[파이썬] 웹 스크래핑과 동물 정보 추출

01 Sep 2023

python

웹 스크래핑은 웹 사이트에서 데이터를 추출하는 프로세스를 말합니다. 이러한 데이터 추출은 다양한 용도로 사용될 수 있으며, 동물 정보 추출도 그 중 하나입니다. 동물 정보 추출은 동물 종류, 특성, 이미지 등과 같은 다양한 정보를 웹에서 수집하여 활용하는 작업을 의미합니다.

Python은 웹 스크래핑에 매우 효과적인 프로그래밍 언어로, 다양한 라이브러리를 제공하여 웹 스크래핑 작업을 쉽게 수행할 수 있습니다. 이번 블로그 포스트에서는 Python을 사용하여 동물 정보를 추출하는 예제 코드를 소개하겠습니다.

라이브러리 설치

Python에서 웹 스크래핑을 위해 beautifulsoup4와 requests 라이브러리를 설치해야 합니다. 아래의 명령어를 사용하여 라이브러리를 설치하세요.

pip install beautifulsoup4
pip install requests

웹 스크래핑 코드 예제

아래의 예제 코드는 ‘https://www.animalinfo.com’ 웹 사이트에서 동물 정보를 추출하는 코드입니다. 해당 웹 사이트는 다양한 동물에 대한 정보를 제공하고 있습니다.

import requests
from bs4 import BeautifulSoup

url = 'https://www.animalinfo.com'
response = requests.get(url)
soup = BeautifulSoup(response.text, 'html.parser')

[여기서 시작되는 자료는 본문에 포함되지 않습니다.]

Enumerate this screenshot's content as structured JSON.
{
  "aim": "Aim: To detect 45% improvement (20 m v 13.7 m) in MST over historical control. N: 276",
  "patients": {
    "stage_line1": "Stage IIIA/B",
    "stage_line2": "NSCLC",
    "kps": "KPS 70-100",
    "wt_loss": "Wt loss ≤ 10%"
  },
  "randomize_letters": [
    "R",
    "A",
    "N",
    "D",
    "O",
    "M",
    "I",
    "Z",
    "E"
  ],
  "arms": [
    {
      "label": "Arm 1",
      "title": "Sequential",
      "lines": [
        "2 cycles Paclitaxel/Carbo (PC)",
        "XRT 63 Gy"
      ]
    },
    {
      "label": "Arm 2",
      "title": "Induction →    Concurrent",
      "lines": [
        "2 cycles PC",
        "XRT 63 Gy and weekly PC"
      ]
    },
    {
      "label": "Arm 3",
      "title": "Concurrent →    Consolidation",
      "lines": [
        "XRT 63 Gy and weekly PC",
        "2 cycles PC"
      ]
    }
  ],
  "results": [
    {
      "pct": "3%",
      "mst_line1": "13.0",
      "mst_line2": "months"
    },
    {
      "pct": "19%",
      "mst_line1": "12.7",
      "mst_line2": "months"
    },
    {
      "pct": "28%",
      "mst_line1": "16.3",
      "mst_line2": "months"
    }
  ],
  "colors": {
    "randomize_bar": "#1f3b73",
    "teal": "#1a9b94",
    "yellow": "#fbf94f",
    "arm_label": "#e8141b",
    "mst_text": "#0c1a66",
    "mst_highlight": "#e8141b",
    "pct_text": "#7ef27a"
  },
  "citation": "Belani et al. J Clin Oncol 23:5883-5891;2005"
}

animals = soup.select('.animal-card')

for animal in animals:
    name = animal.select_one('.animal-name').text
    species = animal.select_one('.animal-species').text
    description = animal.select_one('.animal-description').text
    image_url = animal.select_one('.animal-image')['src']
    
    print(f'Name: {name}')
    print(f'Species: {species}')
    print(f'Description: {description}')
    print(f'Image URL: {image_url}')
    print('---')

위의 코드는 웹 사이트에서 .animal-card 클래스를 가진 요소를 선택하고, 각 요소에서 동물의 이름, 종류, 설명 및 이미지 URL을 추출합니다. 이후 각 동물의 정보를 출력합니다.

출력 결과는 다음과 같이 나타날 것입니다.

Name: Lion
Species: Panthera leo
Description: The lion is a large felid of the genus Panthera in the family Felidae.
Image URL: https://www.animalinfo.com/images/lion.jpg
---
Name: Elephant
Species: Loxodonta
Description: Elephants are large mammals of the family Elephantidae and the order Proboscidea.
Image URL: https://www.animalinfo.com/images/elephant.jpg
---
...

위의 예제 코드를 참고하여 웹 스크래핑을 수행하고, 원하는 동물 정보를 추출해보세요. 웹 스크래핑을 통해 다양한 동물 정보를 쉽게 수집할 수 있습니다.